While I am studying to cure those evils and distresses that are necessary or natural to human life, I find
my task growing upon me, since by these accidental cares, and acquired calamities, if I may so call them, my patients contract distempers to which their constitution is of itself a stranger. But this is an evil I have for many years remarked in the fair sex; and as they are by nature very much formed for affection and dalliance, I have observed, that when by too obstinate a cruelty, or any
other means, they have disappointed themselves of the proper objects of love, as husbands, or children, such virgins have, exactly at such a year, grown fond of lap-dogs, parrots, or other animals. I know at this time a celebrated Toast, whom I allow to be one of the most agreeable of her sex, that, in the presence of her admirers, will give a torrent of kisses to her cat, any one of which a Christian would be glad of. I do not at the same time deny, but there are as great enormities of this kind committed by our sex as theirs.

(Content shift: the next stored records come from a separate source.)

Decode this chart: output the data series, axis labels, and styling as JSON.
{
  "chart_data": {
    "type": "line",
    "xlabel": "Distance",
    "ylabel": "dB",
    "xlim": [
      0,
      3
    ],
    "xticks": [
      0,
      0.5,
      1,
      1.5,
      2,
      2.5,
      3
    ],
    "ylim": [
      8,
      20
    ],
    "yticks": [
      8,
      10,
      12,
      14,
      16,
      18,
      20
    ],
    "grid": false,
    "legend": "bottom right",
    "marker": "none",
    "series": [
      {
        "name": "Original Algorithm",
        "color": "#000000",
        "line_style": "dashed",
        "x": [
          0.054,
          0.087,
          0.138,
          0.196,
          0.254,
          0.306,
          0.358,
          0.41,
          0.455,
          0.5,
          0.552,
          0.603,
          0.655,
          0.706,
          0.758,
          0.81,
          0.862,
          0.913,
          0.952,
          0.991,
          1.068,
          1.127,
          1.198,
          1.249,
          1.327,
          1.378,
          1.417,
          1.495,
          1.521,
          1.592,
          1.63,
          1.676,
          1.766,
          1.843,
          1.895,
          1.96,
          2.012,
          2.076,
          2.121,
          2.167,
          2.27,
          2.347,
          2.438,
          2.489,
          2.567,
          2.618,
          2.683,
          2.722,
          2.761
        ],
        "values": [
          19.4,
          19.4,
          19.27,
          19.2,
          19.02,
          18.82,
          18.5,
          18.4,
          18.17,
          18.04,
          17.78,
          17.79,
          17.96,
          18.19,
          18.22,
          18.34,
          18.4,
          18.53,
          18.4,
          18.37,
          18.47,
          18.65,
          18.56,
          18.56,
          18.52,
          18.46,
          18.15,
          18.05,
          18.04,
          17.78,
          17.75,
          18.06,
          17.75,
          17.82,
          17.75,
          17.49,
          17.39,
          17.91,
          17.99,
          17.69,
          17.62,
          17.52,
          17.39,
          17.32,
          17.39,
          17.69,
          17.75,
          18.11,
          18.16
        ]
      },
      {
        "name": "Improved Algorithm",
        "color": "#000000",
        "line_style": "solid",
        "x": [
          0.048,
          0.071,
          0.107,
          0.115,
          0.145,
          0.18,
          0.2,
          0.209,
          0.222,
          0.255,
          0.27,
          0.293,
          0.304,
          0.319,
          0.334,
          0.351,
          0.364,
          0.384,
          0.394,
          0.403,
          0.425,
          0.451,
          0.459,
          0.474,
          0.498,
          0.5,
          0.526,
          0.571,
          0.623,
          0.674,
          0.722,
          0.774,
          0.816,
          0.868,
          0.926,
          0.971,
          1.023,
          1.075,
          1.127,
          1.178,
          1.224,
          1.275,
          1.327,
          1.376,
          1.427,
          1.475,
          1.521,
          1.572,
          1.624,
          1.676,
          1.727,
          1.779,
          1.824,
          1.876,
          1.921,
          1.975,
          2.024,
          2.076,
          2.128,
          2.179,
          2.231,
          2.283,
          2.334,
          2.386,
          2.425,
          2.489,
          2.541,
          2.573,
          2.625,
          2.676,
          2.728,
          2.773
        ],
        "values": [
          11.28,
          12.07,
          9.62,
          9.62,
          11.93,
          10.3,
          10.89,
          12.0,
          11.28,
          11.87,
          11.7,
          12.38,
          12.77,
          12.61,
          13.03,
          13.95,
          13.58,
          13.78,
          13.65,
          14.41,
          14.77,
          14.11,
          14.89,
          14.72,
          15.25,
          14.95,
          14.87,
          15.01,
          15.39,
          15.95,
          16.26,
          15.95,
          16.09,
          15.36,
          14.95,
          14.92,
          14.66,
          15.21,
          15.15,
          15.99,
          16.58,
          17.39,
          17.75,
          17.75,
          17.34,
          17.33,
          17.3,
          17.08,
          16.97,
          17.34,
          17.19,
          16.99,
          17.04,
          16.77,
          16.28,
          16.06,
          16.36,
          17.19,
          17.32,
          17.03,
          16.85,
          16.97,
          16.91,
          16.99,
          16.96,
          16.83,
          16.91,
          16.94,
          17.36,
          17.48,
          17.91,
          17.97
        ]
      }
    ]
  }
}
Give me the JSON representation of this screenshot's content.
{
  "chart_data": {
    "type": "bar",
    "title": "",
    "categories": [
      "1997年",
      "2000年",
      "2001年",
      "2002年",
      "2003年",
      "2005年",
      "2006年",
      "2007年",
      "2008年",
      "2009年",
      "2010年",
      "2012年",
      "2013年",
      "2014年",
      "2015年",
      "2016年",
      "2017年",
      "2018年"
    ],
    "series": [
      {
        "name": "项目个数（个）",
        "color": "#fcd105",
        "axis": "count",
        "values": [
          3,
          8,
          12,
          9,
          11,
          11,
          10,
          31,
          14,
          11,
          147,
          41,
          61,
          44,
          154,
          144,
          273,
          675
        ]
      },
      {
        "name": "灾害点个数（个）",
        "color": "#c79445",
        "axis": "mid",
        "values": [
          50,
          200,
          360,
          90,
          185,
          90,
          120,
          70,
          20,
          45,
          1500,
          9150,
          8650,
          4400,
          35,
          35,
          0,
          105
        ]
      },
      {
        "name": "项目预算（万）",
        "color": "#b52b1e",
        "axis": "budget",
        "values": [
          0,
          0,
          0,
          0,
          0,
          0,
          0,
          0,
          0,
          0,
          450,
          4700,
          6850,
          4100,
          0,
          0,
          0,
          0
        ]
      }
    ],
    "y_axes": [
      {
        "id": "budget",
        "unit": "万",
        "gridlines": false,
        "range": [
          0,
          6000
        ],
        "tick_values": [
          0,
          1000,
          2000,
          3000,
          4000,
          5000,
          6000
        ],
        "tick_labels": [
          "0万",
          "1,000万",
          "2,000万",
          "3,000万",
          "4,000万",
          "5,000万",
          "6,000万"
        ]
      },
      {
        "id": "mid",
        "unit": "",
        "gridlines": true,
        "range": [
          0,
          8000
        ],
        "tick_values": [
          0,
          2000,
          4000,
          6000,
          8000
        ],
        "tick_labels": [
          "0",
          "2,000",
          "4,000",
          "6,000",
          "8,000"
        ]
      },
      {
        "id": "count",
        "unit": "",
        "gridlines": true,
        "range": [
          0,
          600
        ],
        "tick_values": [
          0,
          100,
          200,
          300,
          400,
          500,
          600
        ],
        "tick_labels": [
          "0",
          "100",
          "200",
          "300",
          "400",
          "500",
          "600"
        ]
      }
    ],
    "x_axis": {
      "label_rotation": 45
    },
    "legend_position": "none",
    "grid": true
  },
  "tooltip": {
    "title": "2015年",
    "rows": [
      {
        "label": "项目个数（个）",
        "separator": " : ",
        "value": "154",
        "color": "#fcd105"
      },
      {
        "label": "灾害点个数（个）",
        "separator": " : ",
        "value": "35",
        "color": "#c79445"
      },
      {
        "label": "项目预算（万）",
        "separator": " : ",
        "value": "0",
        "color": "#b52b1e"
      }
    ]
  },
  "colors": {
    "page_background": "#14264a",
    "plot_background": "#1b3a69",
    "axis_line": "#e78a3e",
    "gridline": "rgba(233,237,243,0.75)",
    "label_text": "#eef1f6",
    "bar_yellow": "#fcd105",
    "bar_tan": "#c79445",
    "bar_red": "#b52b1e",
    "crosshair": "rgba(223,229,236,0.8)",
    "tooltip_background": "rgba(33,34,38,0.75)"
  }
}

A Roman emperor had so very great an esteem for an horse of his, that he had thoughts of making him a Consul, and several moderns of that rank of men whom we call Country Esquires, would not scruple to kiss their hounds before all the world, and declare in the presence of their wives, that they had rather salute a favourite of the pack, than the finest woman in England. These voluntary friendships, between animals of different species, seem to arise from instinct; for which reason, I have always looked upon the mutual good-will between the Esquire and the hound to be of the same nature with that between the lion and the jackall.